Herman Melville Quote

"It is impossible to talk or to write without apparently throwing oneself helplessly open."
~Herman Melville

Thursday, July 5, 2012

Musings: From Fireworks to Photographs to Facebook

        So yesterday was the fourth of July - and I did all the holiday-appropriate stuff like eating and sweating way too much, enjoying family and friends, and of course, fireworks!  During the display this year, I tried really hard to capture a firework in a picture, and it is much harder than it looks.  You have to push the button at the precise moment and I kept getting pictures of a milky, smoky sky and nothing more.  My boyfriend ended up taking some nice ones, but I wasted almost the whole show trying to get one good picture.
        That got me thinking about the fleeting moments in life that will never be captured, only remembered; and it also made me think of all the time that we all waste throughout our lives trying to wrangle our most precious moments with our cameras.  It made me a little sad to think about.  Some of my best memories are of days with friends and family that for some reason or another were never documented.  For me, and I'm sure for a lot of people if they really thought about it, these memories burn brighter than any photograph.  In this day and age, most people have cameras on them at all times; and this has enabled people to capture all kinds of images that otherwise would have been only stories.  I'm sure a lot of them are really good, but many and more of them would have been better as stories.  Isn't it fun to listen to a friend recount an experience - to see the scene through their eyes?  They say a picture is worth a thousand words, but sometimes its worth even more than a thousand, and sometimes the words are better.
        Is it just me, or does it seem to anyone else that we don't feel like something really happened, or that we weren't really there unless there is a picture or a video to share on Facebook?  It's like living in a weird state of hyper-reality or something - it's like, if I can't update my status and tell people that I'm on my way home from work, and have people I know "like" it and comment on it, then it's not really happening at all.  If you can't share it with your "friends" on Facebook, then it's like you're living in a vacuum where nothing you do or say matters in the least.  When did we begin to feel the need to have every thought and event in our lives confirmed by "likes" and kind words from people we don't like enough to actually hang out with in person?  Don't get me wrong, I love Facebook and spend a lot of time on it - and most of my "friends" are people I hang out with pretty regularly - but the fact that I frequent social media sites doesn't make what I'm saying any less true.  Think about it - how often do you actually talk to people on the phone these days?  I can't stand to.  But how often do you carry your phone around in your hand, waiting for the notifications from your favorite games, and of course the ubiquitous Facebook.
        Remember the days of no caller I.D., when people had huge, crappy cell phones, just for emergencies?  You know, the days when little kids played outside and there were still small surprises every day?  I miss those days sometimes.  I mean, I'm like everyone else, if I lost my iphone I would probably cry, but it just feels to me that we've lost some small things along the way.  And maybe when you think about it, they aren't so small - connections between people - the impressions we make on each other.  Think about it.  And also - the next time you find yourself doing something worth remembering, try just remembering it instead of spending the day with the camera between you and the fun - you'll be surprised at the little things you miss when you're trying to catch the "big" picture.

2 comments:

  1. All you need is a better camera that will do continuous flutter shots.

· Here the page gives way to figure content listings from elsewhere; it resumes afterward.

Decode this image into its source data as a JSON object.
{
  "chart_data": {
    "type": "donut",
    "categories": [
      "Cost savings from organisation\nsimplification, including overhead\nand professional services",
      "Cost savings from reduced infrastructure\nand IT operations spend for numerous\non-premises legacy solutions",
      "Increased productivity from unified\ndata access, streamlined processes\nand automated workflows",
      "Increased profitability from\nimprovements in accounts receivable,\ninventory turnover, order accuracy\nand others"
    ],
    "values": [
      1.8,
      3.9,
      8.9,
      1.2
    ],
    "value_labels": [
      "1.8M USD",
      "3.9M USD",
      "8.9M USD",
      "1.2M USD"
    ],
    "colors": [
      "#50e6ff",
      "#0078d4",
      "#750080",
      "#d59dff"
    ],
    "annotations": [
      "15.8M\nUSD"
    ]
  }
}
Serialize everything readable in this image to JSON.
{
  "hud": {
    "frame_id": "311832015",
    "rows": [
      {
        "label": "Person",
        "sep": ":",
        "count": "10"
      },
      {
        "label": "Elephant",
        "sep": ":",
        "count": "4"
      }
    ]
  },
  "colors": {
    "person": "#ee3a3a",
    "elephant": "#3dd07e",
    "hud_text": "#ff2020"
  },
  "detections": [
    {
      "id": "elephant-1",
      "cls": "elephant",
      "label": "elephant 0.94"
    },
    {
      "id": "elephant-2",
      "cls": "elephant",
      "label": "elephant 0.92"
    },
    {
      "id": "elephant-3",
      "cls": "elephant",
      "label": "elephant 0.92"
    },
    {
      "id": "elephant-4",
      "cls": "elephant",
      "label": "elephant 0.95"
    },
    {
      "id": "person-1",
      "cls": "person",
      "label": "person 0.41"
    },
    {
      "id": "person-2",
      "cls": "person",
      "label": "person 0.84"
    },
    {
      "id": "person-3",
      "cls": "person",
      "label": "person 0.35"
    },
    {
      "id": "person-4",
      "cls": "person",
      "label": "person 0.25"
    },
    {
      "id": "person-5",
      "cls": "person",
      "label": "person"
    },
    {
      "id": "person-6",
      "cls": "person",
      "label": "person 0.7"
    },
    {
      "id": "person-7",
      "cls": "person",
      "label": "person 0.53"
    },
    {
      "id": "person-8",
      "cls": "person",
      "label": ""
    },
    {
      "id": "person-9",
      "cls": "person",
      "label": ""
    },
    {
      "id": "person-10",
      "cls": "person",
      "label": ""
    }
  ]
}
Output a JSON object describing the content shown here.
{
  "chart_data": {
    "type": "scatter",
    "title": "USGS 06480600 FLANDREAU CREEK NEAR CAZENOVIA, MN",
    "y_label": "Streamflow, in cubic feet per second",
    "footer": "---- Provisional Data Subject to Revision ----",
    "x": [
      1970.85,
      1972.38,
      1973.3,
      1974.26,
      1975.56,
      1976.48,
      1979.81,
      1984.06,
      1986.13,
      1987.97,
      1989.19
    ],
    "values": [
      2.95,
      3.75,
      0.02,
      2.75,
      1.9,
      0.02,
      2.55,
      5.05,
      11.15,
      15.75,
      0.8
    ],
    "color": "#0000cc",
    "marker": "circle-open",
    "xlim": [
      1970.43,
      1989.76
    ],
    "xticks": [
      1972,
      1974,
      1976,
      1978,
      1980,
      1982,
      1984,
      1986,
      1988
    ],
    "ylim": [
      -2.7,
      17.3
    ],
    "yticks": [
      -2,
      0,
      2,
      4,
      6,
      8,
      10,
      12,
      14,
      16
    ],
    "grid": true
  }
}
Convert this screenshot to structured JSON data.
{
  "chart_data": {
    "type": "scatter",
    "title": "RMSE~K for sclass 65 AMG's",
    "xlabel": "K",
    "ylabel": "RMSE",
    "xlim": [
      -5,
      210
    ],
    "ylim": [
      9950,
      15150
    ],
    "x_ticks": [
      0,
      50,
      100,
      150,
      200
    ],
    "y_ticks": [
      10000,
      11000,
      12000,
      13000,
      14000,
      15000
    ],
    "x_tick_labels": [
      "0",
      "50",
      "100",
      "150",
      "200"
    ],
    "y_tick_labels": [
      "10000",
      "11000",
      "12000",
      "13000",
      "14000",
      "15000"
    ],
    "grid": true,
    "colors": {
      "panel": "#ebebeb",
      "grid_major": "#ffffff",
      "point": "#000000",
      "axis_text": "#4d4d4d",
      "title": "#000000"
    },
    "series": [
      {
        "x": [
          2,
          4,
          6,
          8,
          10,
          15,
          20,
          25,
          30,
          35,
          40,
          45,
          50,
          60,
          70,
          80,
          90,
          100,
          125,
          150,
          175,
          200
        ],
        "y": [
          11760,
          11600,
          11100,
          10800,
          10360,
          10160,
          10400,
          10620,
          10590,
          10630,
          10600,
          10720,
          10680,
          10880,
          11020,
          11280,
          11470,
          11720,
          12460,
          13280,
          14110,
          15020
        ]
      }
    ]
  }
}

You'll get the picture 10X faster, and still savor those special moments.

    On a more serious note. I completely agree with your thoughts. I've missed out on plenty of great moments, caught behind the lens. The crazy thing is, at the end of the picture taking, I'm usually absent in all pictures. As if I was never a part of the memory in the first place. Weird.

    I'll continue to collect memories through my lens. With one eye open to capture the memory.